Both controllers can monitor each other using a heartbeat package over a private network and some fiber channel loops. This allows detection of controller failures and private network / fibre-channel network failures. In the event of a total controller failure, the surviving controller notifies the data-based support team and takes over the function of the failed controller. The sequence of events is shown in FIG.

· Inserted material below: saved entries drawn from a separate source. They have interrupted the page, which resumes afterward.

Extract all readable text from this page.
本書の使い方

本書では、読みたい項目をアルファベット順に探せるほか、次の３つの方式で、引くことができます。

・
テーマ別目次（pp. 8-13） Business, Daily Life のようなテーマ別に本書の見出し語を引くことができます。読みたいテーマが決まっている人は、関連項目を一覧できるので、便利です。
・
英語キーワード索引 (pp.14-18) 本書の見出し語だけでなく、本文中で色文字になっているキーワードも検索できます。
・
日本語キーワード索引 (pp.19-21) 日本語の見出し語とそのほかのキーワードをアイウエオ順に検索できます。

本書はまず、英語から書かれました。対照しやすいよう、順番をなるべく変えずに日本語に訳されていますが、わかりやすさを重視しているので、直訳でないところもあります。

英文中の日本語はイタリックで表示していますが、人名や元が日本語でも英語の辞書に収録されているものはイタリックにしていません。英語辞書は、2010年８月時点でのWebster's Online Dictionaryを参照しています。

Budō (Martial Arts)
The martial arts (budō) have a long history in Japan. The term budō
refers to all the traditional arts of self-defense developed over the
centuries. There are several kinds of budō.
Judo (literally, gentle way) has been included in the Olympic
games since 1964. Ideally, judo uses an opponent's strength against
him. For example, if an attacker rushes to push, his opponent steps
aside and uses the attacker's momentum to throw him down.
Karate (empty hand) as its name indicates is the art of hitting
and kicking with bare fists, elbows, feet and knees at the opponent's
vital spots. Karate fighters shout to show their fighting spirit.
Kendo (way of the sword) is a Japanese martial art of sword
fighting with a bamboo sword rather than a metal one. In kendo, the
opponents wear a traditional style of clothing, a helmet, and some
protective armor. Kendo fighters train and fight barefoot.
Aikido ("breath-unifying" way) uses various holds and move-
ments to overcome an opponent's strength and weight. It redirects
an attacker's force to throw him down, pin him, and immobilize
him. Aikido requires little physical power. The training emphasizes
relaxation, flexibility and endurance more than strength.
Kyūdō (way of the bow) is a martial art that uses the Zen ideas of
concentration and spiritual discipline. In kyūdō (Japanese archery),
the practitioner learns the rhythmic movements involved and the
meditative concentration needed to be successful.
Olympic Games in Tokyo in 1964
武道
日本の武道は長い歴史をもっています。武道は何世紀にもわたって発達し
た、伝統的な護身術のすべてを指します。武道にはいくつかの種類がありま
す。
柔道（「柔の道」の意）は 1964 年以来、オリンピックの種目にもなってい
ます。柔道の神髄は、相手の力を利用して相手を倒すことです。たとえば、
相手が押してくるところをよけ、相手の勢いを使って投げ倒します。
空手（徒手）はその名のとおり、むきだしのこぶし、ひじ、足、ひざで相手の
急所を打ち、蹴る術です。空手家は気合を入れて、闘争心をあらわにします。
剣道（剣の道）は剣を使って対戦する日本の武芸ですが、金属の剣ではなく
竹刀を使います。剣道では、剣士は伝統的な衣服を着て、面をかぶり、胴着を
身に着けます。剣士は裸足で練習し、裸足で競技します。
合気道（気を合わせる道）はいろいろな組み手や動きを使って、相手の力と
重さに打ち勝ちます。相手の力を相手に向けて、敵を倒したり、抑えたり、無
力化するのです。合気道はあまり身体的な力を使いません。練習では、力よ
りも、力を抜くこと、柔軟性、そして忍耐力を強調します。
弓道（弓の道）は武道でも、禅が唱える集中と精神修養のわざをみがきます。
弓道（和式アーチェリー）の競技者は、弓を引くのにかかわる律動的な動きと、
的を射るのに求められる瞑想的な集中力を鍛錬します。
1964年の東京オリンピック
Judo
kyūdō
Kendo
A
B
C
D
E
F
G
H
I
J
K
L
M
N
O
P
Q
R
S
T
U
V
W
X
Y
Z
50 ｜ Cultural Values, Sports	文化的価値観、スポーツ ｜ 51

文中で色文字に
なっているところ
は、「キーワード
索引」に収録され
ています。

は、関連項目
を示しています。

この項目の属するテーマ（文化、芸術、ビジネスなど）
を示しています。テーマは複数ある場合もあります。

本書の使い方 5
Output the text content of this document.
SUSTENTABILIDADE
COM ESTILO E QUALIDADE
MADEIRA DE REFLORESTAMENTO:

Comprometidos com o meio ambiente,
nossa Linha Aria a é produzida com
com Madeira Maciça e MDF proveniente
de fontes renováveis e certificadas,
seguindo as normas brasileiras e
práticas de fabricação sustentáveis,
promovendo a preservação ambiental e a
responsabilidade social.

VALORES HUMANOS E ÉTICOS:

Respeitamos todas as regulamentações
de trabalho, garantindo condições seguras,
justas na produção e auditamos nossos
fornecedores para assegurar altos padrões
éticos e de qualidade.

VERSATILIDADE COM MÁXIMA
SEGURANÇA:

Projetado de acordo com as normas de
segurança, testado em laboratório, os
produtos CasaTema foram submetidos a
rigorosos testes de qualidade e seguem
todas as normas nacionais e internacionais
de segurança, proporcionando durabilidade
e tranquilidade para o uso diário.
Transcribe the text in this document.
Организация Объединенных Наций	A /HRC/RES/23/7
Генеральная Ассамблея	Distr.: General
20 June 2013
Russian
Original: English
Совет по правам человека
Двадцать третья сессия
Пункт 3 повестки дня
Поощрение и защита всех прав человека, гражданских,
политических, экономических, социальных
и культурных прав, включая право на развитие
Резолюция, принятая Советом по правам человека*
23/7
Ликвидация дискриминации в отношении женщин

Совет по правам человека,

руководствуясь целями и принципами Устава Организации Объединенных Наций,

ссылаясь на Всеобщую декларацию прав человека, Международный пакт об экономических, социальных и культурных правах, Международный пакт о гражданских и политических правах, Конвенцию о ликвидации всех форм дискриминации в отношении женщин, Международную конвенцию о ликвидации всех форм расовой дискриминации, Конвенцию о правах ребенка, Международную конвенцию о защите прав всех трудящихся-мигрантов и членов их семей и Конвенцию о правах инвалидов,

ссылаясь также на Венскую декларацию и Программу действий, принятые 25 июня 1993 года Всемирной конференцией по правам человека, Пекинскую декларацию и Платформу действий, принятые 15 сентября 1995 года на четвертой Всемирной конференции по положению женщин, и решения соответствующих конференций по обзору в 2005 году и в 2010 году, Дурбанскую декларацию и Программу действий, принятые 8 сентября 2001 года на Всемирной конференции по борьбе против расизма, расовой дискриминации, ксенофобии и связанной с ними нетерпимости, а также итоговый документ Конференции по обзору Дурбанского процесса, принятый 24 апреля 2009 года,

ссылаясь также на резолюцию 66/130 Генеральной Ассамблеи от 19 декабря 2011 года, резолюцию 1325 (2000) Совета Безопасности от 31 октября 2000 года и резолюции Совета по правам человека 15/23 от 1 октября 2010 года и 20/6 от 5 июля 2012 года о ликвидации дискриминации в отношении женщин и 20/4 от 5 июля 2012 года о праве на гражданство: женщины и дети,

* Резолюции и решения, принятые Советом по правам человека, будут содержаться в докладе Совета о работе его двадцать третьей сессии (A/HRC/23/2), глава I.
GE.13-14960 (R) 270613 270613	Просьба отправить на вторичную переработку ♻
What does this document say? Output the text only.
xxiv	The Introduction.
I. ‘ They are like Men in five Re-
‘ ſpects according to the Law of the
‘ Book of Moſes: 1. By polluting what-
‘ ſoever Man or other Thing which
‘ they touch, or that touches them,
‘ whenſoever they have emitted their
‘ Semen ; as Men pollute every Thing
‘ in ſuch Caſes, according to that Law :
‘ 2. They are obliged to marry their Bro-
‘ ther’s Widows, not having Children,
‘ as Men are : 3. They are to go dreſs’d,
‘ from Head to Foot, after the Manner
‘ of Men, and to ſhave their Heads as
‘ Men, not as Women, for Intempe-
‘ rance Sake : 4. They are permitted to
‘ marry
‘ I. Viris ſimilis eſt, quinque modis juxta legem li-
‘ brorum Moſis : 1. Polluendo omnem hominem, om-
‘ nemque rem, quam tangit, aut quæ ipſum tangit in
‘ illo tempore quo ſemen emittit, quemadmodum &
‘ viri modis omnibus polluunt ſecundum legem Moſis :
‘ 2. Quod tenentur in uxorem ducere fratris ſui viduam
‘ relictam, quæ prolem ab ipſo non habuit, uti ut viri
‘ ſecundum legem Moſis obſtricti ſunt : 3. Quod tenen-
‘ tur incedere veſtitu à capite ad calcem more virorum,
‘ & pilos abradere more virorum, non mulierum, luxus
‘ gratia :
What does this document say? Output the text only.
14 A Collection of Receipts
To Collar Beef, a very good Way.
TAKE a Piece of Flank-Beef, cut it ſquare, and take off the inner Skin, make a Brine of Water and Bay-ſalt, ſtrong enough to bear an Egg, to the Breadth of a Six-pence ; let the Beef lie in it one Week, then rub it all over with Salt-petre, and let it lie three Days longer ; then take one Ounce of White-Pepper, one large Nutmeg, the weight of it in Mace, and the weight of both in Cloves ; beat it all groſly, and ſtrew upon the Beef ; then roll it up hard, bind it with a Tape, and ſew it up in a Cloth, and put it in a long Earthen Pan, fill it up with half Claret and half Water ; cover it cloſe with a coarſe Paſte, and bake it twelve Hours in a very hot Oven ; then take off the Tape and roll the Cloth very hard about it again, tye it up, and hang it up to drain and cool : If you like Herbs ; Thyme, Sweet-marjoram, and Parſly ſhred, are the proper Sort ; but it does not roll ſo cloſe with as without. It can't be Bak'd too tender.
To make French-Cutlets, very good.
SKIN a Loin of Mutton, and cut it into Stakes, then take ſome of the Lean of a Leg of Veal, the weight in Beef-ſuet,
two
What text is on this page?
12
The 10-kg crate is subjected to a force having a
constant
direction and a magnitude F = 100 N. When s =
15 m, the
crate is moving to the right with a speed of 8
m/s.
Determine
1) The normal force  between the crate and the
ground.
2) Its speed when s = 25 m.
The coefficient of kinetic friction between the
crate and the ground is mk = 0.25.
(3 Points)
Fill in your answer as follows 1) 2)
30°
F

While the invention has been described above in terms of preferred embodiments, it will be appreciated that various modifications and improvements can be made to the embodiments described above without departing from the scope of the invention.

Claims (9)

Redundant and scalable storage system for reliable data storage A first storage medium comprising redundant storage elements for providing instantaneous backup of stored data; A second storage medium in which data stored on the first storage medium is mirrored; And And a metadata storage medium in which metadata sets indicative of internal data organization of the first storage medium and the second storage medium are stored. 2. The redundant expandable storage system of claim 1, wherein said metadata storage system comprises a solid state disk. 2. The redundant expandable storage system of claim 1, wherein said first storage system comprises a hard disk drive. 4. The redundant expandable storage system of claim 3, wherein the second storage medium comprises an optical disc library. 4. The redundant expandable storage system of claim 3, wherein said second storage medium comprises a tape library. A method of reliably storing data using a system having first storage devices, second storage devices and metadata storage devices, the method comprising: Storing sufficient data on the first storage devices; Preparing metadata corresponding to data to be mirrored from the first storage devices to the second storage devices; Storing the metadata on the metadata storage devices; Mirroring data from the first storage devices to the second storage devices; And Optionally virtualizing the data on the first storage device. 7. The method of claim 6, wherein the data to be virtualized is selected based on a least recently used algorithm. In the method for managing data storage space of a plurality of storage devices, Addressing each storage device independently; Storing metadata on some of the storage devices; Storing data on a reminder of the storage devices; And Using pointers to data blocks incorporating device identifiers. A method of accessing a historical state of a storage system, the method comprising: Storing data on the second storage devices and maintaining the data on the second storage devices regardless of whether the data has been modified on the first storage devices; Storing metadata on the second storage devices; Retrieving metadata corresponding to the storage system state at the requested time at the request of the user; Reconstructing a read-only image of the storage system from the retrieved metadata; And Retrieving read-only historic copies of the data corresponding to the retrieved metadata.